Tuesday, 02 January 2024 12:17 GMT

Kodaikanal Observatory's Century-Long Data Can Help Predict Solar Storms


(MENAFN- IANS) New Delhi, Nov 19 (IANS) Researchers led by Aryabhatta Research Institute of Observational Sciences (ARIES) have developed a method to reconstruct the Sun's polar magnetic behaviour over the past century by analysing historical solar images from the Kodaikanal Solar Observatory (KoSO), the government said on Wednesday.

Led by Dibya Kirti Mishra of ARIES, its researchers, along with those from the Indian Institute of Space Science and Technology, the US' Southwest Research Institute, Germany's Max Planck Institute for Solar System Research, and INAF Osservatorio Astronomico di Roma, estimated the polar field of the Sun over the last century.

"Understanding the Sun's magnetic behaviour helps scientists predict solar storms, which can damage satellites, disrupt GPS, and even knock out power grids," the Ministry of Science and Technology said.

The KoSO archive can be considered as a big data source for AI/ML applications, with over 100 years of observations now digitised into images, the Ministry explained.

By combining this data with more recent observations from Italy's Rome-PSPT, the research team used advanced feature identification algorithms to identify tiny bright features near the Sun's poles, called the polar network, which they used to estimate the solar polar field.

Researchers reported that the polar network is a powerful“proxy”, a stand-in for the polar field strength.
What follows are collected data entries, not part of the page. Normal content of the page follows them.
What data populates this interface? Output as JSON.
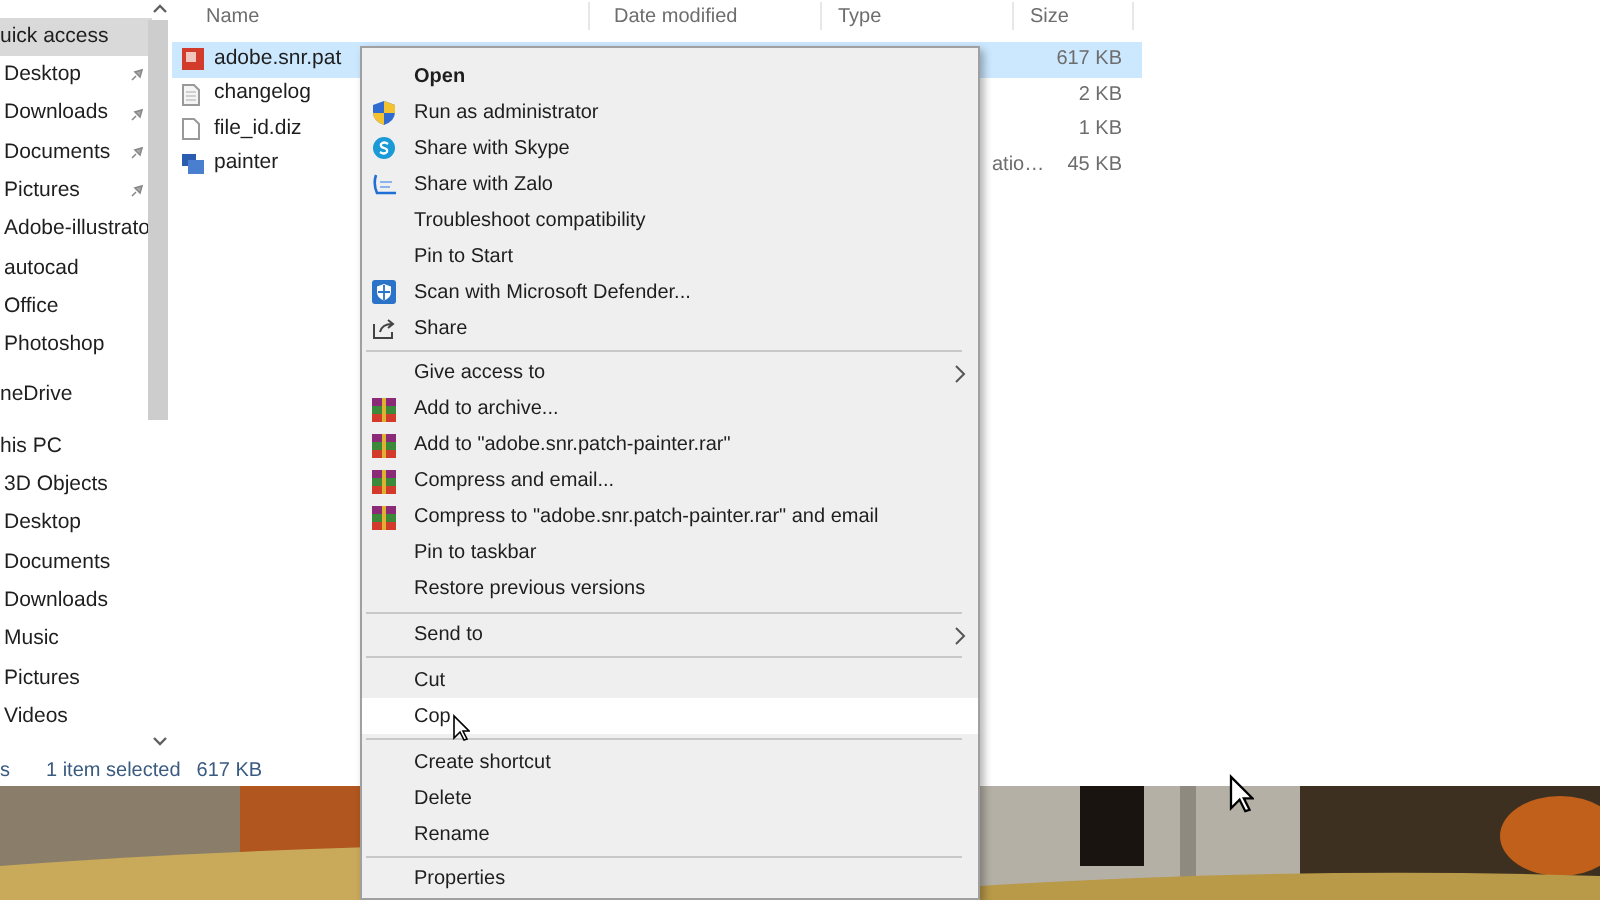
{
  "navigation_pane": {
    "items": [
      {
        "label": "uick access",
        "selected": true,
        "children": [
          {
            "label": "Desktop",
            "pinned": true,
            "selected": false
          },
          {
            "label": "Downloads",
            "pinned": true,
            "selected": false
          },
          {
            "label": "Documents",
            "pinned": true,
            "selected": false
          },
          {
            "label": "Pictures",
            "pinned": true,
            "selected": false
          },
          {
            "label": "Adobe-illustrato",
            "pinned": false,
            "selected": false
          },
          {
            "label": "autocad",
            "pinned": false,
            "selected": false
          },
          {
            "label": "Office",
            "pinned": false,
            "selected": false
          },
          {
            "label": "Photoshop",
            "pinned": false,
            "selected": false
          }
        ]
      },
      {
        "label": "neDrive",
        "selected": false
      },
      {
        "label": "his PC",
        "selected": false,
        "children": [
          {
            "label": "3D Objects",
            "pinned": false,
            "selected": false
          },
          {
            "label": "Desktop",
            "pinned": false,
            "selected": false
          },
          {
            "label": "Documents",
            "pinned": false,
            "selected": false
          },
          {
            "label": "Downloads",
            "pinned": false,
            "selected": false
          },
          {
            "label": "Music",
            "pinned": false,
            "selected": false
          },
          {
            "label": "Pictures",
            "pinned": false,
            "selected": false
          },
          {
            "label": "Videos",
            "pinned": false,
            "selected": false
          }
        ]
      }
    ]
  },
  "file_list": {
    "columns": [
      "Name",
      "Date modified",
      "Type",
      "Size"
    ],
    "rows": [
      {
        "name": "adobe.snr.pat",
        "kind": "app",
        "size": "617 KB",
        "selected": true
      },
      {
        "name": "changelog",
        "kind": "text",
        "size": "2 KB",
        "selected": false
      },
      {
        "name": "file_id.diz",
        "kind": "file",
        "size": "1 KB",
        "selected": false
      },
      {
        "name": "painter",
        "kind": "program",
        "type": "atio…",
        "size": "45 KB",
        "selected": false
      }
    ]
  },
  "status_bar": {
    "item_count": "s",
    "selection": "1 item selected",
    "size": "617 KB"
  },
  "context_menu": {
    "items": [
      {
        "kind": "item",
        "label": "Open",
        "bold": true,
        "selected": false
      },
      {
        "kind": "admin",
        "label": "Run as administrator",
        "selected": false
      },
      {
        "kind": "skype",
        "label": "Share with Skype",
        "selected": false
      },
      {
        "kind": "chat",
        "label": "Share with Zalo",
        "selected": false
      },
      {
        "kind": "item",
        "label": "Troubleshoot compatibility",
        "selected": false
      },
      {
        "kind": "item",
        "label": "Pin to Start",
        "selected": false
      },
      {
        "kind": "scan",
        "label": "Scan with Microsoft Defender...",
        "selected": false
      },
      {
        "kind": "share",
        "label": "Share",
        "selected": false
      },
      {
        "kind": "separator"
      },
      {
        "kind": "item",
        "label": "Give access to",
        "submenu": true,
        "selected": false
      },
      {
        "kind": "archive",
        "label": "Add to archive...",
        "selected": false
      },
      {
        "kind": "archive",
        "label": "Add to \"adobe.snr.patch-painter.rar\"",
        "selected": false
      },
      {
        "kind": "archive",
        "label": "Compress and email...",
        "selected": false
      },
      {
        "kind": "archive",
        "label": "Compress to \"adobe.snr.patch-painter.rar\" and email",
        "selected": false
      },
      {
        "kind": "item",
        "label": "Pin to taskbar",
        "selected": false
      },
      {
        "kind": "item",
        "label": "Restore previous versions",
        "selected": false
      },
      {
        "kind": "separator"
      },
      {
        "kind": "item",
        "label": "Send to",
        "submenu": true,
        "selected": false
      },
      {
        "kind": "separator"
      },
      {
        "kind": "item",
        "label": "Cut",
        "selected": false
      },
      {
        "kind": "item",
        "label": "Cop",
        "selected": true
      },
      {
        "kind": "separator"
      },
      {
        "kind": "item",
        "label": "Create shortcut",
        "selected": false
      },
      {
        "kind": "item",
        "label": "Delete",
        "selected": false
      },
      {
        "kind": "item",
        "label": "Rename",
        "selected": false
      },
      {
        "kind": "separator"
      },
      {
        "kind": "item",
        "label": "Properties",
        "selected": false
      }
    ]
  }
}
The researchers even used this reconstruction to estimate the strength of the ongoing Solar Cycle 25.

At KoSO, solar astronomers began observing the Sun in a special wavelength called Ca II K as early as 1904. This wavelength captures chromospheric activity of the Sun.

The observations of this area, where bright patches called plages and networks form due to magnetic activity, have held the secret of solar magnetism for over a century.

KoSO in Bangalore is an autonomous institute under the Department of Science & Technology (DST), Government of India.

The full dataset, including the reconstructed polar field and Polar Network Index (PNI) series, is freely available to the public on GitHub and Zenodo.